Lately I'm working on being a good-enough teacher. Not great, not perfect, not wonderful, sometimes not even terribly good, but just good enough, considering.
Considering what?
Considering that we've reached the point in the semester when everyone wants something from me (grades, money, help registering for spring courses).
Considering that I can't seem to find time to eat lunch or take my car to the shop or iron a pair of pants, which will be a real problem in the next day or two unless I want to start wearing sweats to class.
Considering that there's no such thing as the Perfect Teacher and if there were, she would not be me. Be I. See? Sometimes I'm not even a particularly good grammarian, but I'm usually good enough. Considering.

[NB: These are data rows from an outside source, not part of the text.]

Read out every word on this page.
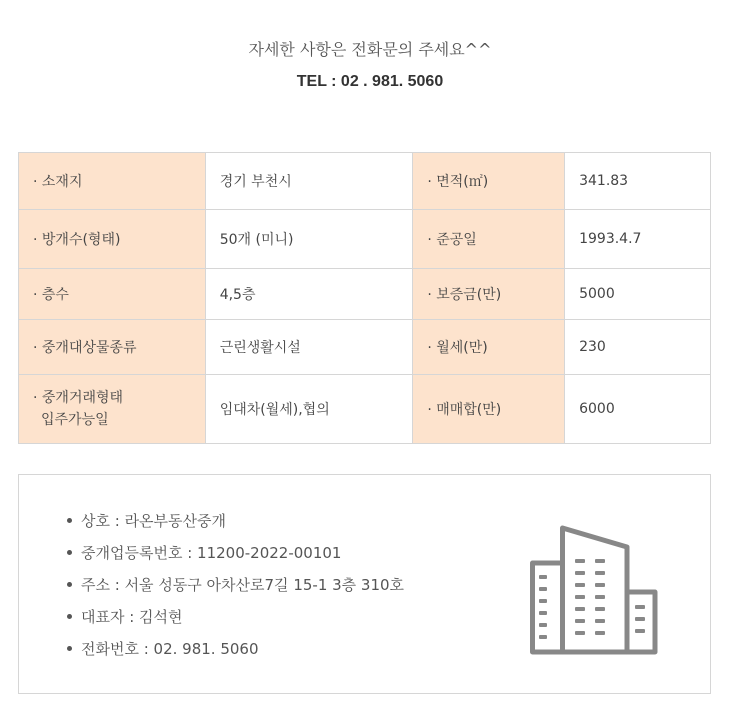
자세한 사항은 전화문의 주세요^^
TEL : 02 . 981. 5060
· 소재지	경기 부천시	· 면적(㎡)	341.83
· 방개수(형태)	50개 (미니)	· 준공일	1993.4.7
· 층수	4,5층	· 보증금(만)	5000
· 중개대상물종류	근린생활시설	· 월세(만)	230

· 중개거래형태
입주가능일	임대차(월세),협의	· 매매합(만)	6000
상호 : 라온부동산중개
중개업등록번호 : 11200-2022-00101
주소 : 서울 성동구 아차산로7길 15-1 3층 310호
대표자 : 김석현
전화번호 : 02. 981. 5060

Considering the demands of administrative tasks and committee foolishness, it's a wonder I have time to be any sort of teacher at all. Nobody becomes a college professor out of an earnest desire to attend mindless, pointless, contentious committee meetings week after week, but that's an important part of the job. Last week I sat on a committee that actually made progress on a particularly knotty problem, but this week the same group will have to "revisit the issue" because of some objections from the Powers That Be. Progress is slow, but maybe it's the best we can hope for, considering.
Considering the hours I spent yesterday and today beating my head against a particularly stubborn technological problem, I don't know when I'm supposed to prep tomorrow's classes or read the big pile of drafts that's slowly drifting across my desk, and I don't know how detailed my comments will be considering the size of those draft-drifts. I'm not trying to write the world's greatest student-draft comment, which would sum up all accumulated wisdom on the topic of writing in one easily digested phrase; instead, I'll write comments that are good enough, considering that the papers themselves, with a few bright exceptions, rarely rise above that level.
Considering the cold, the weather, the long drive to work in the dark, and considering the existential angst associated with the human condition, I've come to believe that good enough ought to be good enough. I'm not aiming for perfection, people! If good enough is good enough for me, then it ought to be good enough for anyone. Considering.